Nikkei Asia, relayant le média économique chinois Caixin, a rapporté récemment qu’un cadre de la PBOC, Guo Shuqing, également président de la Commission chinoise de réglementation des banques et des assurances, a déclaré que la campagne visant à rectifier les activités financières de 14 plateformes numériques était presque terminée.

Si aucun nom n’a été cité, il y a fort à parier qu’Ant Group est dans le lot. En novembre Reuters à rapporter que la Fintech allait peut-être devoir payer une amende de plus d’un milliard de dollars. Le prix à payer pour le retour à la normalité.

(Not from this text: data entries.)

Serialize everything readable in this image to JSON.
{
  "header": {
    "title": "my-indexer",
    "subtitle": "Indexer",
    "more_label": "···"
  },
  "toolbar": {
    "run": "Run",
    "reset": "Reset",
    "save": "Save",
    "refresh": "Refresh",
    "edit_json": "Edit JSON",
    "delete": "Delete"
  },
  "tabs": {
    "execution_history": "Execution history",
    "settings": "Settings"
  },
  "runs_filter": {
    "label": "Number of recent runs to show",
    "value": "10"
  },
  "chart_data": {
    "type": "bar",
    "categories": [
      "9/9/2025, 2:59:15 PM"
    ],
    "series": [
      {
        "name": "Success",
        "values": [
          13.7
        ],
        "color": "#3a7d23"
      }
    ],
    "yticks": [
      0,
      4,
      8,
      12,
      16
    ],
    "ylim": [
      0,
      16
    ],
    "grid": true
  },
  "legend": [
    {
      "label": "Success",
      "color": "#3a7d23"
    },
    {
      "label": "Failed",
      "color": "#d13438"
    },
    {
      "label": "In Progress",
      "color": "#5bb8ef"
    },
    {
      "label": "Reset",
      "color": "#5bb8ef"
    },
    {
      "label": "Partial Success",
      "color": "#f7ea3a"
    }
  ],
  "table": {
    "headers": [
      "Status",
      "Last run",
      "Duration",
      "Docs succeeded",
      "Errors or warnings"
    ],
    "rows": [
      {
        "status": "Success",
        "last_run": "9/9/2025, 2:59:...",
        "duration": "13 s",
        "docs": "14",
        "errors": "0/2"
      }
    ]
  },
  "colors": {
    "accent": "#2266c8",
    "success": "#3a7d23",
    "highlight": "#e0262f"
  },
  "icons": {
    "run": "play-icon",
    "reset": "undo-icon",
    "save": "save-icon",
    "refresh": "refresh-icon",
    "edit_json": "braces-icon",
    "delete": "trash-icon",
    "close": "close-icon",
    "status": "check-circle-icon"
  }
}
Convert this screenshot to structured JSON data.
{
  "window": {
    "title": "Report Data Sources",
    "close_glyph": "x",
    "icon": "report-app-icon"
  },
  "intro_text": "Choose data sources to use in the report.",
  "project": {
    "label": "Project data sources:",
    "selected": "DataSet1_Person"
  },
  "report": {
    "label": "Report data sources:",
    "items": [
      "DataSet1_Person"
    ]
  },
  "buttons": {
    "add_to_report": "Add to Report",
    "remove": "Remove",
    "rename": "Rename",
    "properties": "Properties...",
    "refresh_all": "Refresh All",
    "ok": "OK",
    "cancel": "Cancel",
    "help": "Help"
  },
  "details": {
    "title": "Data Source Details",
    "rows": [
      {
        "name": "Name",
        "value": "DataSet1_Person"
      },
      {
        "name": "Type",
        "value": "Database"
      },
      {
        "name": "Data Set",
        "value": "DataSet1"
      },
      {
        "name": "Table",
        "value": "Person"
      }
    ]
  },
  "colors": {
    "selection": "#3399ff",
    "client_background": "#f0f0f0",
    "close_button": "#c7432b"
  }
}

La somme devrait être révélée au second trimestre 2023.

L’entreprise pourra dès lors envisager de relancer une introduction en Bourse, clôturant une page ouverte depuis deux ans. Ant Group devra cependant encore prendre son mal en patience. Les règles du marché STAR de Shanghai, l’équivalent du Nasdaq, et de celui de Hong Kong, les deux où aurait dû être cotée Ant en novembre 2020, imposent d’attendre respectivement deux et un an pour les rejoindre après un changement de contrôle. L’ombre de Jack Ma continuera inévitablement de planer sur la FinTech qu’il a fondée.